Moins d'une semaine après les attentats, l'Assemblée quasi unanime a voté jeudi le prolongement pour trois mois de l'état d?urgence et le renforcement de ce régime d'exception, indispensable face au terrorisme selon l'écrasante majorité, mais source d'inquiétudes pour les libertés chez certains.
Fait rarissime, le projet de loi, annoncé lundi par François Hollande, a été adopté par 551 voix, contre seulement 6 (3 PS, 3 écologistes) et une abstention (PS), après une séance non stop de près de cinq heures et l'examen d'une soixantaine d'amendements.
Par cet affichage d'unité nationale, la France "envoie un message très clair aux terroristes: nous sommes debout, nous vous combattons dans cette guerre et nous vous anéantirons", a affirmé Manuel Valls.
Au cours des débats, le Premier ministre a salué la mort de "l'un des cerveaux" des attentats de Paris, Abdelhamid Abaaoud, lors d'un assaut spectaculaire des forces de police mercredi à Saint-Denis.
Le projet de loi est désormais dans les mains des sénateurs, qui devraient le voter conforme vendredi grâce à des gestes en direction de la droite et du centre, et ainsi permettre son adoption définitive. Il devrait être promulgué d'ici mercredi.
Le texte proroge l'état d'urgence en métropole et outre-mer jusqu'à fin février. La droite aurait souhaité une prolongation plus longue (six mois), certains écologistes plus courte (deux mois).
Il modifie aussi la loi de 1955 sur l'état d'urgence pour "l'adapter", en prévoyant notamment l'élargissement des assignations à résidence aux personnes dont le comportement paraît constituer une menace pour la sécurité et l'ordre public, ou la dissolution de groupes radicaux chapeautant mosquées et lieux de prières extrémistes.
D'autres mesures importantes ont été ajoutées dans l'hémicycle: le possible recours au bracelet électronique pour certains assignés à résidence, et l'éventuel blocage par le ministre de l'Intérieur de sites internet et réseaux sociaux faisant l'apologie ou incitant à des actes terroristes.
Le projet de loi constitue une première étape avant une réforme constitutionnelle espérée dans les trois mois pour instaurer un "régime civil de crise".
- 'Corde raide' entre sécurité et libertés -
Parlant d'une "guerre nouvelle", Manuel Valls a appelé à ne "rien exclure", notamment "le risque d'armes chimiques ou bactériologiques", devant un hémicycle quasi comble.
Il a en outre annoncé la création d'une nouvelle structure pour "jeunes radicalisés", dont le site sera "choisi d?ici la fin de l?année".

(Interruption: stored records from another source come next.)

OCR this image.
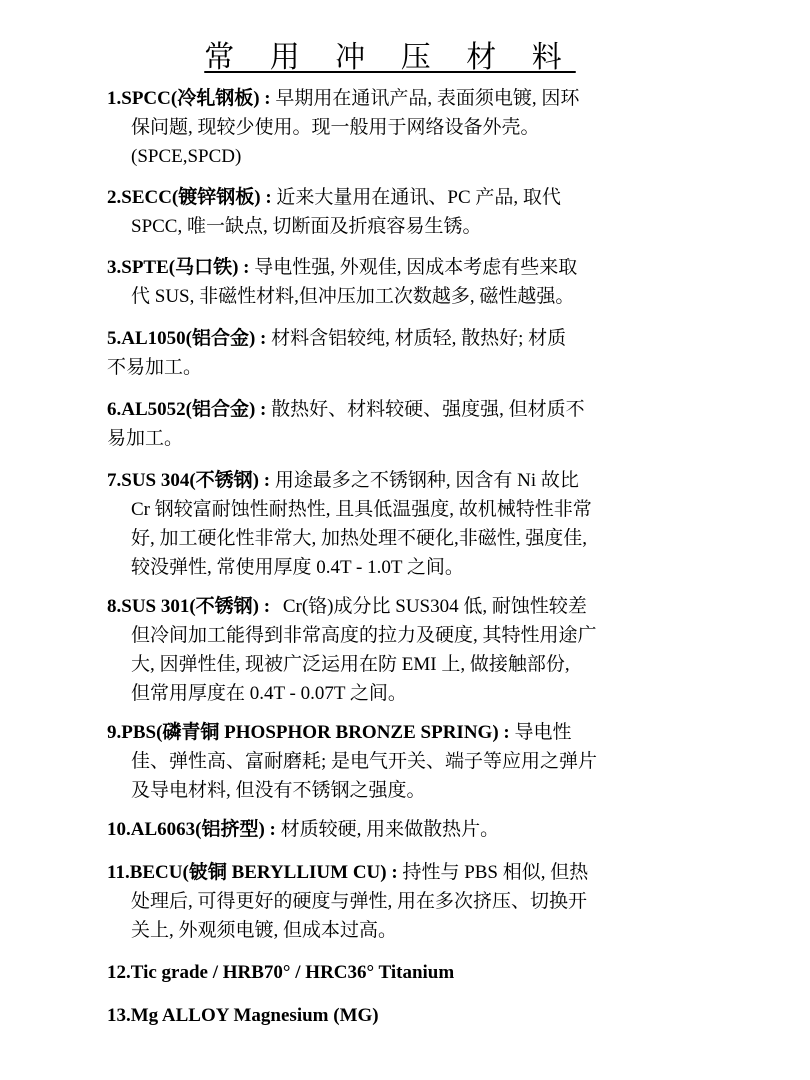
常 用 冲 压 材 料
1.SPCC(冷轧钢板) : 早期用在通讯产品, 表面须电镀, 因环
保问题, 现较少使用。现一般用于网络设备外壳。
(SPCE,SPCD)
2.SECC(镀锌钢板) : 近来大量用在通讯、PC 产品, 取代
SPCC, 唯一缺点, 切断面及折痕容易生锈。
3.SPTE(马口铁) : 导电性强, 外观佳, 因成本考虑有些来取
代 SUS, 非磁性材料,但冲压加工次数越多, 磁性越强。
5.AL1050(铝合金) : 材料含铝较纯, 材质轻, 散热好; 材质
不易加工。
6.AL5052(铝合金) : 散热好、材料较硬、强度强, 但材质不
易加工。
7.SUS 304(不锈钢) : 用途最多之不锈钢种, 因含有 Ni 故比
Cr 钢较富耐蚀性耐热性, 且具低温强度, 故机械特性非常
好, 加工硬化性非常大, 加热处理不硬化,非磁性, 强度佳,
较没弹性, 常使用厚度 0.4T - 1.0T 之间。
8.SUS 301(不锈钢) : Cr(铬)成分比 SUS304 低, 耐蚀性较差
但冷间加工能得到非常高度的拉力及硬度, 其特性用途广
大, 因弹性佳, 现被广泛运用在防 EMI 上, 做接触部份,
但常用厚度在 0.4T - 0.07T 之间。
9.PBS(磷青铜 PHOSPHOR BRONZE SPRING) : 导电性
佳、弹性高、富耐磨耗; 是电气开关、端子等应用之弹片
及导电材料, 但没有不锈钢之强度。
10.AL6063(铝挤型) : 材质较硬, 用来做散热片。
11.BECU(铍铜 BERYLLIUM CU) : 持性与 PBS 相似, 但热
处理后, 可得更好的硬度与弹性, 用在多次挤压、切换开
关上, 外观须电镀, 但成本过高。
12.Tic grade / HRB70° / HRC36° Titanium
13.Mg ALLOY Magnesium (MG)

Tous les groupes politiques ont soutenu le projet de loi, porteur d'un "équilibre efficace et juste", selon Pascal Popelin (PS), et de "réponses urgentes et immédiates", d'après Eric Ciotti (Les Républicains). Le groupe LR a toutefois regretté le rejet de propositions LR pour "l'expulsion des étrangers fichés" S, de possibles contrôles d'identité par les policiers municipaux, ou d'une légitime défense pour les policiers.
Jean-Christophe Lagarde (UDI) a jugé que ce vote "n'épuise pas le débat" et appelé à "construire ensemble ces armes de défense pour la France".
Mais "nous avançons sur une corde raide" entre sécurité et libertés, a relevé l'écologiste Cécile Duflot. Trois députés de son groupe, Sergio Coronado, Isabelle Attard et Noël Mamère, ont voté contre un texte s'inscrivant selon ce dernier dans le "virage sécuritaire pris par le président de la République".
Les socialistes Pouria Amirshahi, Gérard Sebaoun et Barbara Romagnan se sont aussi prononcés contre cette "précipitation" à "délibérer d?une restriction sévère de nos libertés publiques".
Le texte "sort radicalement de l'ordinaire", mais entend ne pas "céder à la tentation de l'arbitraire" ayant pu prévaloir aux Etats-Unis après le 11 septembre 2001, avait plaidé en préambule le rapporteur, Jean-Jacques Urvoas (PS).
Satisfait de l'adoption de son amendement sur le blocage des sites, identique à une proposition des centristes et soutenu par certains socialistes, Roger-Gérard Schwartzenberg (radicaux de gauche) s'est réjoui "que cette unité de l'Assemblée nationale soit à la mesure de la gravité des événements".
Pour le Front de gauche, André Chassaigne a dit oui à "un régime d'exception limité à trois mois", tout en admettant que "certaines évolutions nous préoccupent".
En commission, les députés avaient prévu un contrôle du Parlement sur les mesures gouvernementales durant l'état d'urgence, et supprimé la possibilité de justice militaire.